O trânsito cada dia mais frequente do Supremo Tribunal Federal (STF) por pautas que, em essência, seriam do Poder Legislativo e o chamado presidencialismo de coalizão, que estreita os laços entre o Parlamento e o Executivo, têm sido motivo de controvérsia nos bastidores da política brasileira. Se, na teoria, aprendemos que os Três Poderes são independentes, na prática, observamos que a realidade é bem diferente.
“A tripartição de Poderes, segundo a qual o Executivo administra, o Legislativo legisla e o Judiciário julga, hoje é só uma lenda”, dispara o jurista José Paulo Cavalcanti.
Em maio deste ano, por 7 votos a 4, o STF restringiu o alcance do foro privilegiado de deputados e senadores. Com a decisão, a prerrogativa de foro só deve ser aplicada se o parlamentar cometer crimes no exercício do cargo e se estes estiverem relacionados às respectivas funções. Por haver diversas Propostas de Emenda à Constituição (PECs) relacionadas ao tema – travadas tanto na Câmara quanto no Senado por conta da intervenção federal no Rio de Janeiro, que impede a tramitação deste tipo de proposição no Congresso –, a Corte foi questionada se seria sua competência decidir sobre esse assunto. E não é a primeira vez que isso ocorre.
“A função do Judiciário não é de retirar direitos, mas de garantir direitos, então na hora em que o Supremo toma decisões como, por exemplo, a união civil das pessoas do mesmo sexo, aí ele não está extrapolando (sua competência), ele está garantindo direitos em razão de uma inércia do Legislativo.

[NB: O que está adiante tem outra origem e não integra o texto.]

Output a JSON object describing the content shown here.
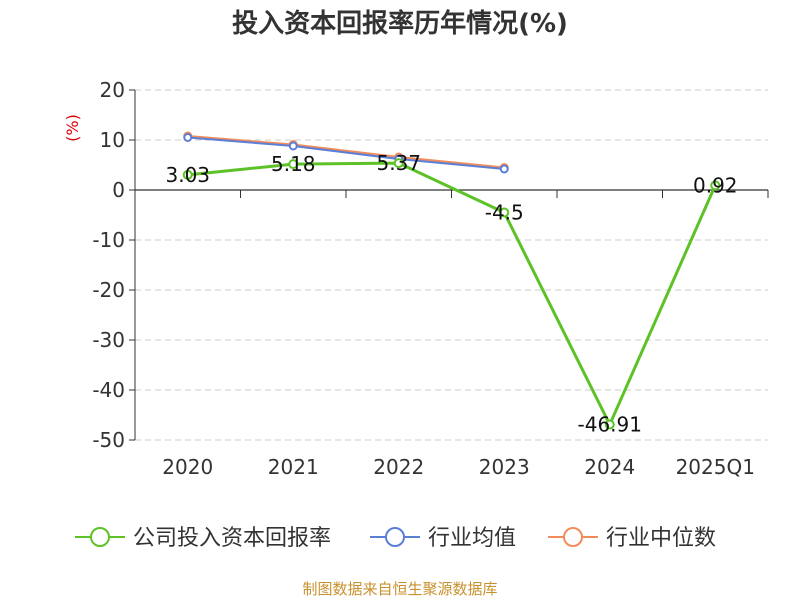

Mas na hora em que o Judiciário atua num processo de desconstrução de direitos já garantidos pela Constituição, como o princípio da presunção da inocência, a meu ver, ele está em um processo que eu chamo de ‘desconstituinte’”, afirma o advogado e professor da Universidade Católica de Pernambuco (Unicap) Marcelo Labanca.
Ainda de acordo com o docente, há diversas razões que podem justificar a mudança de postura da Corte nos últimos anos, mas ele ressalta que a desconfiança geral da população em relação à classe política pode ter encorajado os ministros do STF a abraçarem temas que antes não recebiam essa atenção da Suprema Corte do País.
“Um vácuo de poder se criou em relação ao Legislativo devido à desconfiança geral da sociedade em relação à atuação do parlamentar. Então é como se o Judiciário estivesse tomando mais a frente nesse processo e, a partir daí, começasse a ditar as suas próprias regras, que não são as regras da Constituição”, conclui Labanca.
O modo como o Executivo negocia acordos com o Legislativo em prol do encaminhamento ou aprovação de proposições e processos de seu interesse também tem sido amplamente discutido no meio político. Um exemplo recente foi a mobilização empregada pelo presidente Michel Temer (MDB), em 2017, para barrar duas denúncias da Procuradoria-Geral da República (PGR), em relação ao caso J&F, na Câmara dos Deputados. Bilhões em emendas parlamentares foram distribuídos e ambas as denúncias não foram aceitas pelos parlamentares.
“Nós temos hoje um parlamento muito fortalecido por partidos políticos que não têm nenhuma identidade que não seja os seus próprios interesses e condiciona enormemente a agenda do Poder Executivo. Basta ver que as principais agendas do Poder Executivo, nesse último ano e meio, foram, literalmente, postergadas, vetadas pelo Congresso ou o presidente Temer teve que retirar da pauta”, analisa o cientista político Eduardo Grin.